I was trying to figure it out for my audio application if float
can be used to represent correctly the range of parameters I'll use.
The "biggest" mask it needs is for frequency params, which is positive, and allow max two digits as mantissa (i.e. from 20.00 hz to 22000.00 hz). Conceptually, the following digits will be rounded out, so I don't care for them.
So I made this script to check the first number that collide in single precision:
float temp = 0.0;
double valueDouble = 0.0;
double increment = 1e-2;
bool found = false;
while(!found) {
double oldValue = valueDouble;
valueDouble += increment;
float value = valueDouble;
// found
if(temp == value) {
std::cout << "collision found: " << valueDouble << std::endl;
std::cout << " collide with: " << oldValue << std::endl;
std::cout << "float stored as: " << value << std::endl;
found = true;
}
temp = value;
}
and its seems its 131072.02
(with 131072.01
, stored as the same 131072.015625
value), which is far away than 22000.00. And it seems I would be ok using float.

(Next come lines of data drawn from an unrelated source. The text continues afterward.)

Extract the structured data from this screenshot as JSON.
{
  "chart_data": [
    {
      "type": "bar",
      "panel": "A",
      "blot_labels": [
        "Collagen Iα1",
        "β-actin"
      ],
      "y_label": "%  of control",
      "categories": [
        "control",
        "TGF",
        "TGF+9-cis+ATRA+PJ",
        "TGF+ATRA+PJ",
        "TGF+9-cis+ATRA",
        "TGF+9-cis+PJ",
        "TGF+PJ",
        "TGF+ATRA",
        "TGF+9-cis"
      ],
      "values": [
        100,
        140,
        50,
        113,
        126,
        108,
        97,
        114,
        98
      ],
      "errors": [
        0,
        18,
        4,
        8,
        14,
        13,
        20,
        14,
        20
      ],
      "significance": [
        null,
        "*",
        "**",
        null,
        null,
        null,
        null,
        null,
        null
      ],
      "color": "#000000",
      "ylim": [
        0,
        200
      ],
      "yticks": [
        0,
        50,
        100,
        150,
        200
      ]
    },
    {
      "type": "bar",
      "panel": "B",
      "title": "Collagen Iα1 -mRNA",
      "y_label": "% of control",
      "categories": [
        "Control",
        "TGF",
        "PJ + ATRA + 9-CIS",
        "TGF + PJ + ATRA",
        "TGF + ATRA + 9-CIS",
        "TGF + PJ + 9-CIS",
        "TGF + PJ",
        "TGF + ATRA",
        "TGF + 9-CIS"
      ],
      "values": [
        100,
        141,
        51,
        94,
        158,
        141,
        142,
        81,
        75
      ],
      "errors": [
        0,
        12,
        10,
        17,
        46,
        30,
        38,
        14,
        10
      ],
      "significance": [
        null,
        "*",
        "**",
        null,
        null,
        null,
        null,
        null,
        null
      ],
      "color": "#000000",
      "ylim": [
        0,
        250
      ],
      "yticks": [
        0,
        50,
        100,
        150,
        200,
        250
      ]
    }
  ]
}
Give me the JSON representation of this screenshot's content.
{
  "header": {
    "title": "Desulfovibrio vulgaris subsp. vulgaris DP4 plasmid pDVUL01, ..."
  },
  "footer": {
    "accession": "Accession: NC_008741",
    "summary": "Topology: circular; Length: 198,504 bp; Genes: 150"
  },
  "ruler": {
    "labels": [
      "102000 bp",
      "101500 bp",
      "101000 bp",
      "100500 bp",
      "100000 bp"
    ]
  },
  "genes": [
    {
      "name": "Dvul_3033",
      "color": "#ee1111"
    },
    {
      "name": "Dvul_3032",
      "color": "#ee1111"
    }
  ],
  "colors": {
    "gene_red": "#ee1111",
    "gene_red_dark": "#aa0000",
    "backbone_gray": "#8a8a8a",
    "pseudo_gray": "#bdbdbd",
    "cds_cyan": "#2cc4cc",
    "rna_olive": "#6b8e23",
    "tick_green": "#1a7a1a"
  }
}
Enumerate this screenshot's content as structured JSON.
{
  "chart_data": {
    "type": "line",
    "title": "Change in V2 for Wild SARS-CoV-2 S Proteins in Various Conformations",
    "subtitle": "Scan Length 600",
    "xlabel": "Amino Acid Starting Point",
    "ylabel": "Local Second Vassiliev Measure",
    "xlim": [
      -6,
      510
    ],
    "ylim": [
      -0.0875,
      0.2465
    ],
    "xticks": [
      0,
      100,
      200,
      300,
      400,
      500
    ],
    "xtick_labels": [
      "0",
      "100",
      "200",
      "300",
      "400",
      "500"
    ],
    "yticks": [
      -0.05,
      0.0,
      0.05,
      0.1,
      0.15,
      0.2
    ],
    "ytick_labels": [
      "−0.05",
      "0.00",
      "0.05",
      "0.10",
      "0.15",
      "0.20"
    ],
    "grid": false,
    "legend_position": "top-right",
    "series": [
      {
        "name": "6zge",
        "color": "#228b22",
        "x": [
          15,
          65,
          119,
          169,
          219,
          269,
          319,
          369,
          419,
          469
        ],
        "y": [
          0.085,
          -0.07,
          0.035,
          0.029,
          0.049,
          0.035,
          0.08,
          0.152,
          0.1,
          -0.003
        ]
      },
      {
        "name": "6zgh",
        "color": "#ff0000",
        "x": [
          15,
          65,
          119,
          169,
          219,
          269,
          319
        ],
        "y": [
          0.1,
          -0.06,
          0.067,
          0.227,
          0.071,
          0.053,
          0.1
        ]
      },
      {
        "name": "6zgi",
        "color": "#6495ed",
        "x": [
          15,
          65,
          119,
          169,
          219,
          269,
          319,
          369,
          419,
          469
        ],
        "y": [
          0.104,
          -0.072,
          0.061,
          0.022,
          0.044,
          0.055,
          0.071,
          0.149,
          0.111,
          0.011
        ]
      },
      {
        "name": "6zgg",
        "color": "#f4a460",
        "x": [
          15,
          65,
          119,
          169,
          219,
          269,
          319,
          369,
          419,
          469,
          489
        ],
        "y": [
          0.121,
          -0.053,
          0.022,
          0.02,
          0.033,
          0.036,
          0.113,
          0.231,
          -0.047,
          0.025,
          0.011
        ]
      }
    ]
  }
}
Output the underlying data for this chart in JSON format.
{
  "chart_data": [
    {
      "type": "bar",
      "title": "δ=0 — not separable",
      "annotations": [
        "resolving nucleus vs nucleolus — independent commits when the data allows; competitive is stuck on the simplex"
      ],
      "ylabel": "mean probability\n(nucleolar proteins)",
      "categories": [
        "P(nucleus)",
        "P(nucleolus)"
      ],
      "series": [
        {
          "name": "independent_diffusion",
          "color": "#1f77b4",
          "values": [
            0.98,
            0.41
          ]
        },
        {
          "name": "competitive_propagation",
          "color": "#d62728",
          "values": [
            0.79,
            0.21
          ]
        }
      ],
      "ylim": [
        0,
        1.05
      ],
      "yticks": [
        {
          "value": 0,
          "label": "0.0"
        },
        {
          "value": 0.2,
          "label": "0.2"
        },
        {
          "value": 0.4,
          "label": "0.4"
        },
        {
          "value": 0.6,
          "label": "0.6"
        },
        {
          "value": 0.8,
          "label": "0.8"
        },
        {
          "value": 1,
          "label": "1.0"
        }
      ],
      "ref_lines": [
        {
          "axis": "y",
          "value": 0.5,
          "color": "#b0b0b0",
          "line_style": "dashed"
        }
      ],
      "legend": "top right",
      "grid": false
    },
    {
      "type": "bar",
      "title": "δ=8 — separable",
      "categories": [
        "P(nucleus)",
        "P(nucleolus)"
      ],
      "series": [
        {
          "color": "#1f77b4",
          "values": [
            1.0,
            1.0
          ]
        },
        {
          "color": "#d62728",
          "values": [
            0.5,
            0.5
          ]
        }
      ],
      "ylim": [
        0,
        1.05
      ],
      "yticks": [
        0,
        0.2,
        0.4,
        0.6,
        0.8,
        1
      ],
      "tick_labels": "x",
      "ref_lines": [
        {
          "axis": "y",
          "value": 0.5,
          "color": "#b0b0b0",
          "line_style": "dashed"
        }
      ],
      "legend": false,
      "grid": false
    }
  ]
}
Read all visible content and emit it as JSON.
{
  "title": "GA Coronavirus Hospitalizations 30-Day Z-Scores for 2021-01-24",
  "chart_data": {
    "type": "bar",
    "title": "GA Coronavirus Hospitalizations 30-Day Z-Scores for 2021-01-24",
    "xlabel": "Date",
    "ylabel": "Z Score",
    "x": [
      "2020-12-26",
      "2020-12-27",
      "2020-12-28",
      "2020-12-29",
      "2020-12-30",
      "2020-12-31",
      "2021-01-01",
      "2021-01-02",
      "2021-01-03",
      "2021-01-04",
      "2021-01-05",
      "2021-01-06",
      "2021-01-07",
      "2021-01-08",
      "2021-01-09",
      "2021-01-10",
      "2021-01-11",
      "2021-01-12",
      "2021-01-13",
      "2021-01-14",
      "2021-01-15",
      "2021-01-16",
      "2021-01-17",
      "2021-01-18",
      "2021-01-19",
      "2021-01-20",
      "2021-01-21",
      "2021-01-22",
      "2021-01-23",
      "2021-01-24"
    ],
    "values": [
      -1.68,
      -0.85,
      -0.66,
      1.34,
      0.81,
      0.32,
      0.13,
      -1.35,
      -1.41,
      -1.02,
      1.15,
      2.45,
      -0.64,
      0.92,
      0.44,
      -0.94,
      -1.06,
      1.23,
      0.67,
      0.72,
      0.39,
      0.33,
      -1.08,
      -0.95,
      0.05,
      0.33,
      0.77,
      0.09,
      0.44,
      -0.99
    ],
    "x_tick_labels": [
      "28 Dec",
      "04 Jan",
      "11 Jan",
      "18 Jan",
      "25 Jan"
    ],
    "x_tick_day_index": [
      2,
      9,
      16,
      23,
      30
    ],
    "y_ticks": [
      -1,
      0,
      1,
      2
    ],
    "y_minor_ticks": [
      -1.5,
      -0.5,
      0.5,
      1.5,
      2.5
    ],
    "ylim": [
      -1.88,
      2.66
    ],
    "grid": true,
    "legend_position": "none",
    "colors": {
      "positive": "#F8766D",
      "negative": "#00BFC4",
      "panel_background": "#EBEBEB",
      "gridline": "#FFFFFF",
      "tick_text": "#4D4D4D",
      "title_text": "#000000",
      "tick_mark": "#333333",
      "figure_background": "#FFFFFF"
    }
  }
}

But I'd like to understand if that reasoning is correct. It is?
The whole problem would be if I set a param of XXXXX.YY (7 digits
) and it collides with some other numbers having a less number of digits (because single precision
only guarantee 6 digits
)
Note: of course numbers such as 1024.0002998145910169114358723163604736328125
or 1024.000199814591042013489641249179840087890625
collide, and they are within the interval, but they do it at a longer significative digits than my required mantissa, so I don't care.